Much of the run-up in prices that we saw in 2017 was predicated on what was expected from the Trump administration. That has been priced into equity markets, and though the tide and equity prices will continue to rise, valuations are currently stretched. I suspect we see a modest shift in rotation out of US equities into less expensive global markets. A degree of that focus will be into the emerging space with a concentration on Asia and Africa. Europe will also be more in vogue than in recent years.
My 2018 year-end targets and projections
US GDP: 3.3%
US Unemployment Rate: 3.9% (Full Employment)
US 10-year yield: 3.15%
Federal Reserve Inflation targets (2.0%) achieved
Gold: 1,485/t oz
WTI Crude Oil: $65/bbl
Dow Industrials: 27,932
S&P 500: 2993
Nasdaq: 8007
Manufacturing Resurgence 
With the passage of the tax bill in December, expect the US manufacturing sector to pick up additional momentum in 2018. Lower corporate tax rates (nominally from 35% to 21%) will likely encourage global manufacturers to relocate to the US. It will also act to encourage US manufacturers to invest in their domestic footprint and in technology to further automate production and increase efficiency. As a result, employment growth in the manufacturing sector, though likely to be muted, is expected to remain constructive.
Military engagement with North Korea
Hotter than expected inflation in the US
Middle East violence/unrest
Political turmoil in Iran
Impeachment efforts by either the Democrat party and/or the President’s cabinet gaining momentum
Unexpected mid-year political theatrics
If there is a theme that could bring this equity market rally to a halt, it is not currently evident. As I have pointed out in recent notes, earnings estimates are once again on the rise for the S&P 500, economic data is providing a solid underpinning to markets, and global economic expansion is not only on track but seemingly well synchronized. In addition, the Trump tax code legislation appears to be lifting expectation for further earnings growth and economic expansion.

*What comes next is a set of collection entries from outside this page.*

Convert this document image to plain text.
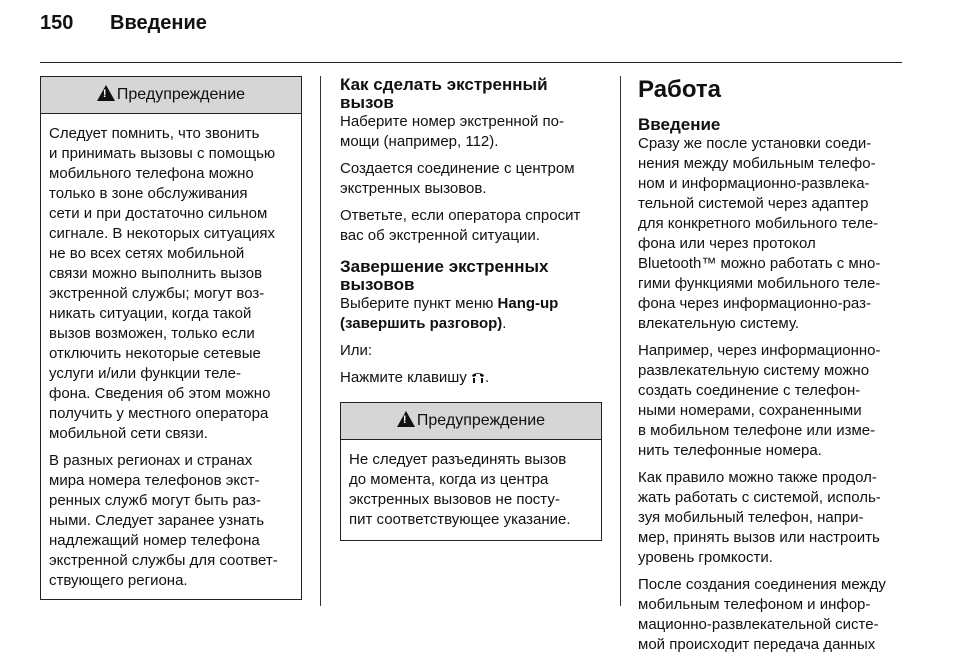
150 Введение
!Предупреждение

Следует помнить, что звонить
и принимать вызовы с помощью
мобильного телефона можно
только в зоне обслуживания
сети и при достаточно сильном
сигнале. В некоторых ситуациях
не во всех сетях мобильной
связи можно выполнить вызов
экстренной службы; могут воз-
никать ситуации, когда такой
вызов возможен, только если
отключить некоторые сетевые
услуги и/или функции теле-
фона. Сведения об этом можно
получить у местного оператора
мобильной сети связи.

В разных регионах и странах
мира номера телефонов экст-
ренных служб могут быть раз-
ными. Следует заранее узнать
надлежащий номер телефона
экстренной службы для соответ-
ствующего региона.

Как сделать экстренный
вызов

Наберите номер экстренной по-
мощи (например, 112).

Создается соединение с центром
экстренных вызовов.

Ответьте, если оператора спросит
вас об экстренной ситуации.

Завершение экстренных
вызовов

Выберите пункт меню Hang-up
(завершить разговор).

Или:

Нажмите клавишу .

!Предупреждение

Не следует разъединять вызов
до момента, когда из центра
экстренных вызовов не посту-
пит соответствующее указание.

Работа
Введение

Сразу же после установки соеди-
нения между мобильным телефо-
ном и информационно-развлека-
тельной системой через адаптер
для конкретного мобильного теле-
фона или через протокол
Bluetooth™ можно работать с мно-
гими функциями мобильного теле-
фона через информационно-раз-
влекательную систему.

Например, через информационно-
развлекательную систему можно
создать соединение с телефон-
ными номерами, сохраненными
в мобильном телефоне или изме-
нить телефонные номера.

Как правило можно также продол-
жать работать с системой, исполь-
зуя мобильный телефон, напри-
мер, принять вызов или настроить
уровень громкости.

После создания соединения между
мобильным телефоном и инфор-
мационно-развлекательной систе-
мой происходит передача данных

A subdued Volatility Index (VIX) and extended equity valuations are worth watching closely, but the US Treasury yield curve has not inverted and is not likely to in coming quarters. I expect the VIX may remain subdued and that corporate earnings will support equity valuations. Ultimately the US Treasury yield curve will once again widen. Honestly, I would like to make a counter-argument but intellectually I just don’t see it – yet.